Inhaled fluticasone and adrenal effects in adult asthma: systematic review & meta-analysis

¹ Medical Research Institute of New Zealand, Wellington, New Zealand
² Wellington School of Medicine & Health Sciences, Wellington, New Zealand
³ P3 Research, Wellington, New Zealand
⁴ Medical Research Institute of New Zealand, Wellington, New Zealand; and University of Southampton, Southampton, United Kingdom

^* To whom correspondence should be addressed. E-mail: Richard.Beasley{at}mrinz.ac.nz.

	Abstract

To determine the dose-response relationship of inhaled fluticasone propionate (FP) for adrenal suppression in adults with asthma.

Systematic review and meta-analysis of placebo-controlled randomised dose-response studies of at least four weeks duration that assessed the adrenal effects of FP by cosyntropin stimulation tests in adult asthma.
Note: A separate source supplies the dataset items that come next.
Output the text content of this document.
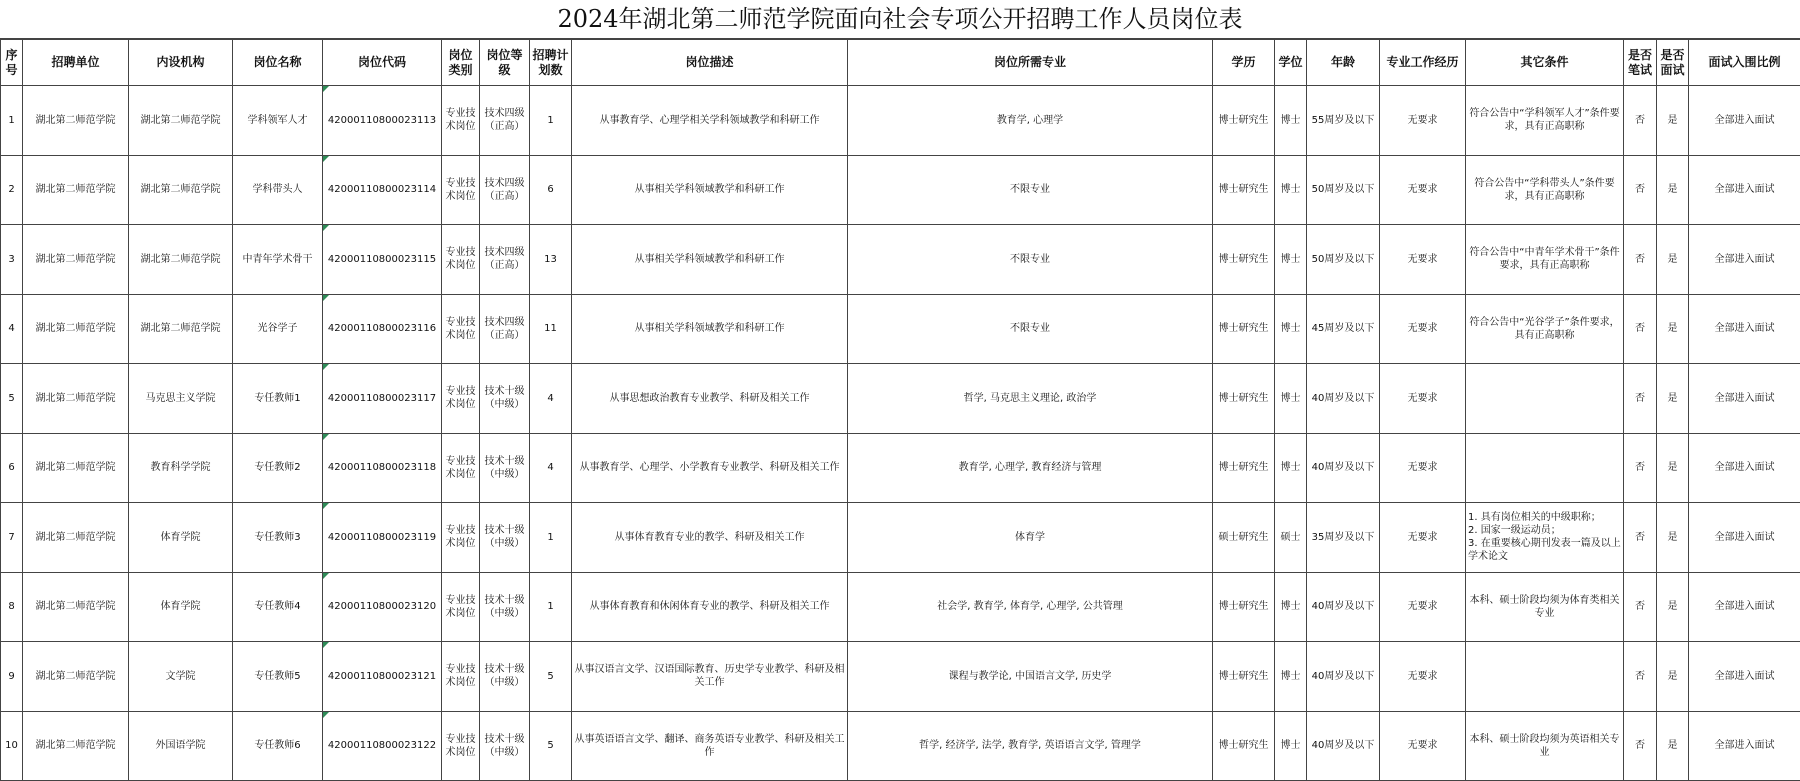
2024年湖北第二师范学院面向社会专项公开招聘工作人员岗位表
序号	招聘单位	内设机构	岗位名称	岗位代码	岗位类别	岗位等级	招聘计划数	岗位描述	岗位所需专业	学历	学位	年龄	专业工作经历	其它条件	是否笔试	是否面试	面试入围比例
1	湖北第二师范学院	湖北第二师范学院	学科领军人才	42000110800023113	专业技术岗位	技术四级（正高）	1	从事教育学、心理学相关学科领域教学和科研工作	教育学, 心理学	博士研究生	博士	55周岁及以下	无要求	符合公告中“学科领军人才”条件要求，具有正高职称	否	是	全部进入面试
2	湖北第二师范学院	湖北第二师范学院	学科带头人	42000110800023114	专业技术岗位	技术四级（正高）	6	从事相关学科领域教学和科研工作	不限专业	博士研究生	博士	50周岁及以下	无要求	符合公告中“学科带头人”条件要求，具有正高职称	否	是	全部进入面试
3	湖北第二师范学院	湖北第二师范学院	中青年学术骨干	42000110800023115	专业技术岗位	技术四级（正高）	13	从事相关学科领域教学和科研工作	不限专业	博士研究生	博士	50周岁及以下	无要求	符合公告中“中青年学术骨干”条件要求，具有正高职称	否	是	全部进入面试
4	湖北第二师范学院	湖北第二师范学院	光谷学子	42000110800023116	专业技术岗位	技术四级（正高）	11	从事相关学科领域教学和科研工作	不限专业	博士研究生	博士	45周岁及以下	无要求	符合公告中“光谷学子”条件要求，具有正高职称	否	是	全部进入面试
5	湖北第二师范学院	马克思主义学院	专任教师1	42000110800023117	专业技术岗位	技术十级（中级）	4	从事思想政治教育专业教学、科研及相关工作	哲学, 马克思主义理论, 政治学	博士研究生	博士	40周岁及以下	无要求		否	是	全部进入面试
6	湖北第二师范学院	教育科学学院	专任教师2	42000110800023118	专业技术岗位	技术十级（中级）	4	从事教育学、心理学、小学教育专业教学、科研及相关工作	教育学, 心理学, 教育经济与管理	博士研究生	博士	40周岁及以下	无要求		否	是	全部进入面试
7	湖北第二师范学院	体育学院	专任教师3	42000110800023119	专业技术岗位	技术十级（中级）	1	从事体育教育专业的教学、科研及相关工作	体育学	硕士研究生	硕士	35周岁及以下	无要求	1. 具有岗位相关的中级职称；
2. 国家一级运动员；
3. 在重要核心期刊发表一篇及以上学术论文	否	是	全部进入面试
8	湖北第二师范学院	体育学院	专任教师4	42000110800023120	专业技术岗位	技术十级（中级）	1	从事体育教育和休闲体育专业的教学、科研及相关工作	社会学, 教育学, 体育学, 心理学, 公共管理	博士研究生	博士	40周岁及以下	无要求	本科、硕士阶段均须为体育类相关专业	否	是	全部进入面试
9	湖北第二师范学院	文学院	专任教师5	42000110800023121	专业技术岗位	技术十级（中级）	5	从事汉语言文学、汉语国际教育、历史学专业教学、科研及相关工作	课程与教学论, 中国语言文学, 历史学	博士研究生	博士	40周岁及以下	无要求		否	是	全部进入面试
10	湖北第二师范学院	外国语学院	专任教师6	42000110800023122	专业技术岗位	技术十级（中级）	5	从事英语语言文学、翻译、商务英语专业教学、科研及相关工作	哲学, 经济学, 法学, 教育学, 英语语言文学, 管理学	博士研究生	博士	40周岁及以下	无要求	本科、硕士阶段均须为英语相关专业	否	是	全部进入面试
The main outcome measure was the proportion of subjects with adrenal function below the lower limit of the normal range.

Five studies with 732 subjects with asthma met the inclusion criteria. Data on daily doses >1000 µg were limited to one study. The proportion of subjects with adrenal function below the lower limit of the normal range on placebo was 3.9%; for a 500 µg per day increase in FP dose the odds of an abnormality increased by 1.38 (95% CI 1.01 to 1.59). The continuous secondary outcome measures showed an inverse linear relationship with the FP dose up to 2000 µg per day.

We conclude that for routine prescribing within the established therapeutic dose-response range (50 to 500 µg per day), FP has minimal effects on adrenal function. This conclusion is limited by the paucity of long term studies of daily doses of FP >1000 µg and the considerable individual variability in the response.